Coder Social home page Coder Social logo

Comments (13)

cressie176 avatar cressie176 commented on August 15, 2024

Sorry @nico3dfx, I didn't spot your comment back from the 4th Sept. I'll take a look as soon as I can

from rascal.

cressie176 avatar cressie176 commented on August 15, 2024

After a quick glance there are somethings I would like to understand...

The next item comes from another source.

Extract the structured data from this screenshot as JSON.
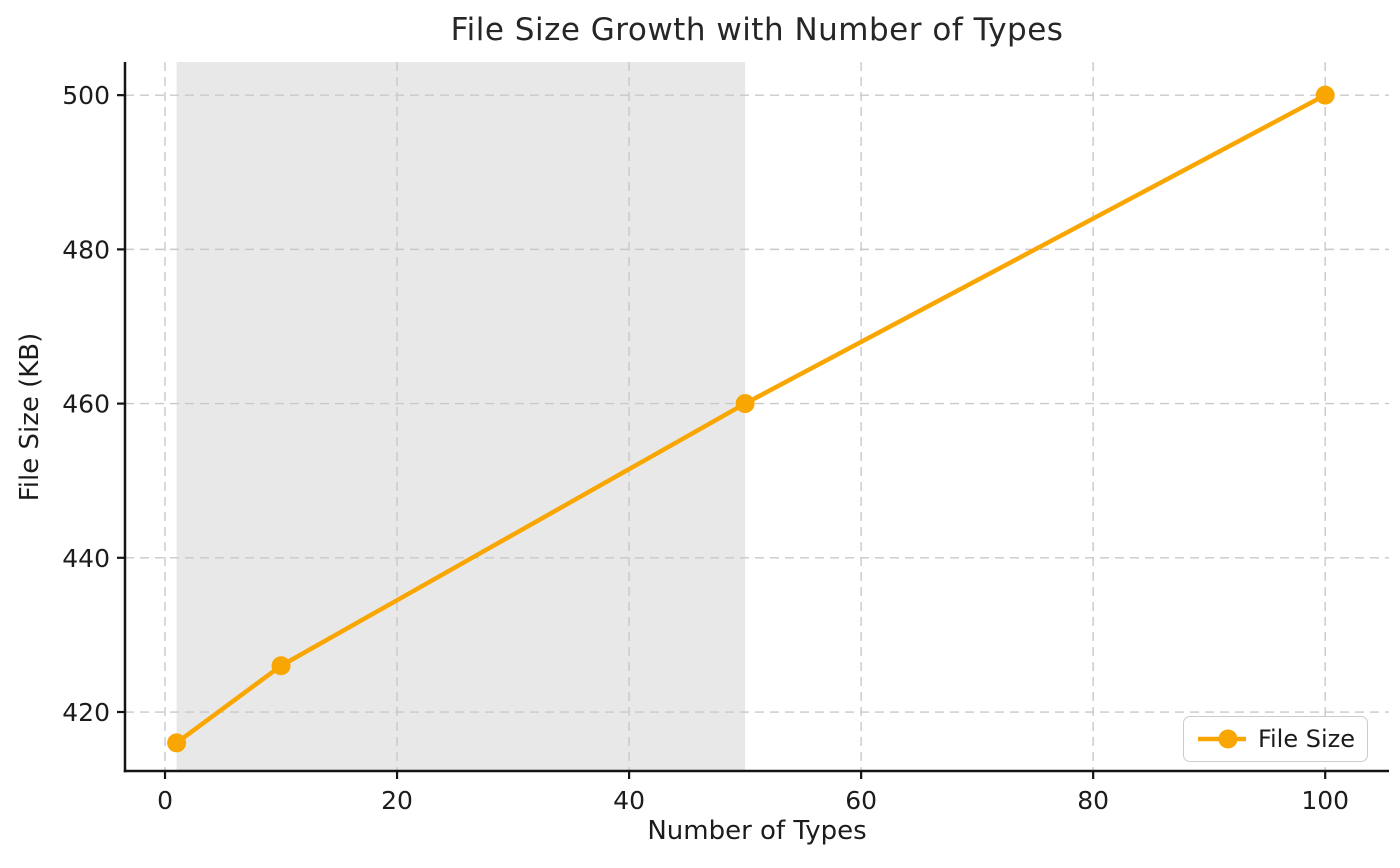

  1. The handler takes the broker as an argument but doesn't use it (probably not related, but I wanted to check the example code is representative)
  2. Are you filtering out the default subscriptions prior to the _.each loop. One is created automatically per queue? (I know we discussed this before, but worth double checking)
  3. It appears to use a third party lib to do retries, but because the function body is in a try / catch block, this would only ever work if the body of the catch block, or the code following cb(err) threw an error
    Ignore me! I had missed the operation.retry(e) line
  4. What is your rascal recovery configuration?
  5. Why aren't we seeing logs like Now retry. Attemp #1/20 for message "5e226d4d-fff6-4916-a0a5-4bed9e9a3d4b"
  6. Where is the "MESSAGE LOST" coming from?
  7. What version of retry are you using?
  8. What is your retry configuration?
  9. Can you try to reproduce the error by calling runner.post with a non-existent domain after enabling the rascal debug (DEBUG=rascal:*) and share the sanitised logs please?

from rascal.

cressie176 avatar cressie176 commented on August 15, 2024

Another potential issue is that you are mixing try / catch and calllbacks as follows

try {
  // ...
  return cb()
} catch (e) {
  // If code within the success callback throws you will end up here
  cb(e)
}

from rascal.

cressie176 avatar cressie176 commented on August 15, 2024
{
  "dpa":{
    "errors":21,
    "runnerUrl":"https://mysoftware.mydomain.com/ws/v1/message/handle",
    "lastErrorMessage":"getaddrinfo ENOTFOUND mysoftware.mydomain.com"
  },
  "rascal":{
    "originalQueue":"dead_letters_service_queue",
    "originalVhost":"dlq",
    "redeliveries":0,
    "recovery":{
      "my_queue":{
        "republished":21,
        "immediateNack":true
      }
    },
    "originalExchange":"amq.topic",
    "originalRoutingKey":"my_queue.my_software.created",
    "error":{
      "message":"getaddrinfo ENOTFOUND mysoftware.mydomain.com"
    },
    "restoreRoutingHeaders":true
  },
  "x-death":[
    {
      "count":1,
      "reason":"rejected",
      "queue":"my_queue",
      "time":{
        "!":"timestamp",
        "value":1693811615
      },
      "exchange":"",
      "routing-keys":[
        "my_queue"
      ]
    }
  ],
  "x-first-death-exchange":"",
  "x-first-death-queue":"my_queue",
  "x-first-death-reason":"rejected"
}

Interesting that the dpa errors and the rascal republishes are the same (21). This suggests the same message has been around the loop 21 times by this point. Rascal's originalQueue header is dead_letters_service_queue meaning it has been consumed from this dead letter queue by the application, failed, and then republished. Are you sure this queue doesn't accidentally have a consumer, potentially setup by a default subscription?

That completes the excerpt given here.